Improper integral of $\log x \operatorname{sech} x$
How to prove the following? $$ \int_0^\infty \log x \operatorname{sech}x\,dx = \frac{\pi}{2} \log\left( \frac{4\pi^3}{\Gamma(1/4)^4} \right) $$ I obtained the right side with CAS. It seems like this function has many poles on the imaginary axis so a simple contour integral cannot be used. I also tried the following $$\begin{align*} \int_0^\infty \log x \operatorname{sech} x\, dx &= \int_0^\infty \operatorname{sech} x \left. \frac{\partial}{\partial s} x^s \right|_{s=0} dx \\ &= \left. \frac{\partial}{\partial s} \int_0^\infty x^s \operatorname{sech} x\,dx \right|_{s=0} \end{align*}$$ However, the last integral is very difficult to evaluate and contains terms of $\zeta$ functions.
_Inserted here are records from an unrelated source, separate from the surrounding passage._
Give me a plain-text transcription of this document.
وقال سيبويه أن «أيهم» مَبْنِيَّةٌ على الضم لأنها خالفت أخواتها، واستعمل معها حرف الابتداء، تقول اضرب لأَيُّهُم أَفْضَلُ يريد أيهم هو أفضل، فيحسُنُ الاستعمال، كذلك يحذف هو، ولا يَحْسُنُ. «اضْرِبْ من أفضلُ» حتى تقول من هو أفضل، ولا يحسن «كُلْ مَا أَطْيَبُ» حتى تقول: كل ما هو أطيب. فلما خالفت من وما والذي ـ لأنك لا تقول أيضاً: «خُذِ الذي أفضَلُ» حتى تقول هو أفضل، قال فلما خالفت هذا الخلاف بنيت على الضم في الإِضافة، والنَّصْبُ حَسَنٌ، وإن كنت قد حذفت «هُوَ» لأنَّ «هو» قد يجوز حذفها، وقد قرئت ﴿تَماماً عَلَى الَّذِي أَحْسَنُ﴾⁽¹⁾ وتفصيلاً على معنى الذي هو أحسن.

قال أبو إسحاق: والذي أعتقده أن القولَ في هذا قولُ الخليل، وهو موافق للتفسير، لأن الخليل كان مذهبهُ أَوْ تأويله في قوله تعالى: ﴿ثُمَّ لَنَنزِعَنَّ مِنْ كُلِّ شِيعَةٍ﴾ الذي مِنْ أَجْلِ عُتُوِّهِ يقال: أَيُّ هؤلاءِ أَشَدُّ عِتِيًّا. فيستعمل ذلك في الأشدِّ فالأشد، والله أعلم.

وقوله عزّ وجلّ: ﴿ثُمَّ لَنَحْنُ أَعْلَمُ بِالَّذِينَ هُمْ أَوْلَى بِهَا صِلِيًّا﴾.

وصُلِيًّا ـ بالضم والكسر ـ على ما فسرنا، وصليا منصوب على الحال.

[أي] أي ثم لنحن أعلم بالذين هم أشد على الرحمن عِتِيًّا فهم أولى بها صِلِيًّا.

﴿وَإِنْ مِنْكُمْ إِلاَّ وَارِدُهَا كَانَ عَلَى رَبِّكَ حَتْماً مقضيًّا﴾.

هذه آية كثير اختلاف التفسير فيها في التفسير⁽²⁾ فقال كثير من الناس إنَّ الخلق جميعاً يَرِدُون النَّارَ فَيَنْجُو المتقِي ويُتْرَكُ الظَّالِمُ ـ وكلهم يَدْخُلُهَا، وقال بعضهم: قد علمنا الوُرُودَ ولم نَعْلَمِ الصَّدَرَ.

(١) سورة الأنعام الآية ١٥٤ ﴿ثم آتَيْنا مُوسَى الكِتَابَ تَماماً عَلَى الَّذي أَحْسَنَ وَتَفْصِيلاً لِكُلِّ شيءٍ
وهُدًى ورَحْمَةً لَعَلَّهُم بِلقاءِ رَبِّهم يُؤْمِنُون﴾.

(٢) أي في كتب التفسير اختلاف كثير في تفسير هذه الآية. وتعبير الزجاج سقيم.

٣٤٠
Hint. One may write $$\begin{align} \int_0^\infty \log x \operatorname{sech}x\,dx &= 2\int_{0}^{\infty} \frac{\partial_s \left.\left(x^s\right)\right|_{s=0} }{1 + e^{-2x}} \:e^{-x}\: dx \\\\ &=2\: \left.\partial_s \left(\int_{0}^{\infty} \frac{x^s e^{-x}}{1 + e^{-2x}} \; dx \right)\right|_{s=0}\\\\ &= 2\:\left.\partial_s \left(\int_{0}^{\infty} \sum_{n=0}^{\infty} (-1)^n x^s e^{-(2n+1)x} \; dx \right)\right|_{s=0}\\\\ &=2\: \left.\partial_s \left(\sum_{n=0}^{\infty} (-1)^n \, \frac{\Gamma(s+1)}{(2n+1)^{s+1}} \right)\right|_{s=0}\\\\ &=2\: \left.\partial_s \left( \Gamma(s+1)\beta(s+1)\right)\right|_{s=0}\\\\ &= -2\:\gamma \cdot\beta(1)+2\:\beta'(1) \end{align}$$ where $\gamma $ is the Euler-Mascheroni constant, $\beta(\cdot)$ is the Dirichlet beta function $$ \beta(s)=\sum_{n=0}^{\infty} \frac{(-1)^n }{(2n+1)^{s}} $$ then one may use the special values $$ \beta(1)=\frac{\pi}4,\qquad \beta'(1) = \frac{\pi}{4} \left[ \gamma + 2 \log 2 + 3 \log \pi - 4 \log \Gamma\left(\frac{1}{4}\right) \right], $$ proved here to obtain
$$\int_0^\infty \frac{\log x}{\cosh x}\,dx = \frac{\pi}{2} \:\log\left( \frac{4\pi^3}{\Gamma(1/4)^4} \right) $$
as announced.
The residue theorem gives: $$ \text{sech}(z) = \sum_{n\geq 0}\frac{4\pi(-1)^n (2n+1)}{4z^2+(2n+1)^2}\tag{1}$$ hence:
$$ \int_{0}^{+\infty}x^s \text{sech}(x)\,dx = \pi^{s+1}2^{-s}\sec\left(\frac{\pi s}{2}\right)\sum_{n\geq 0}(-1)^n (2n+1)^s\tag{2} $$ and that can be simplified to: $$\begin{eqnarray*}\int_{0}^{+\infty}x^s \text{sech}(x)\,dx &=& \frac{\Gamma(s+1)}{2^{2s+1}}\left(\zeta(1+s,1/4)-\zeta(1+s,3/4)\right)\\ &=&2\Gamma(s+1)\sum_{n\geq 0}\frac{(-1)^n}{(2n+1)^{s+1}}\tag{3} \end{eqnarray*}$$ i.e. a product between a value of the $\Gamma$ function and a value of a Dirichlet $L$-function associated with the non-principal character $\!\pmod{4}$. It is not difficult to check that the limit as $s\to 0$ of the LHS of $(3)$ is $\pi/2$. To compute $\frac{d}{ds}$ of $(3)$, we may recall that $f'(s)=f(s)\cdot\frac{d}{ds}\log(f(s))$, and both the $\Gamma$ function and the $L$-function appearing in $(3)$ can be written in a nice way as infinite products: the Weierstrass product for the $\Gamma$ function leads to $\frac{\Gamma'}{\Gamma}(1)=-\gamma$, while the Euler product: $$ \sum_{n\geq 0}\frac{(-1)^{n+1}}{(2n+1)^{s+1}}=\prod_{p\equiv 1\pmod{4}}\left(1-\frac{1}{p^{s+1}}\right)^{-1}\cdot \prod_{p\equiv 3\pmod{4}}\left(1+\frac{1}{p^{s+1}}\right)^{-1}\tag{4}$$ should lead us to the final answer. Still working on this one.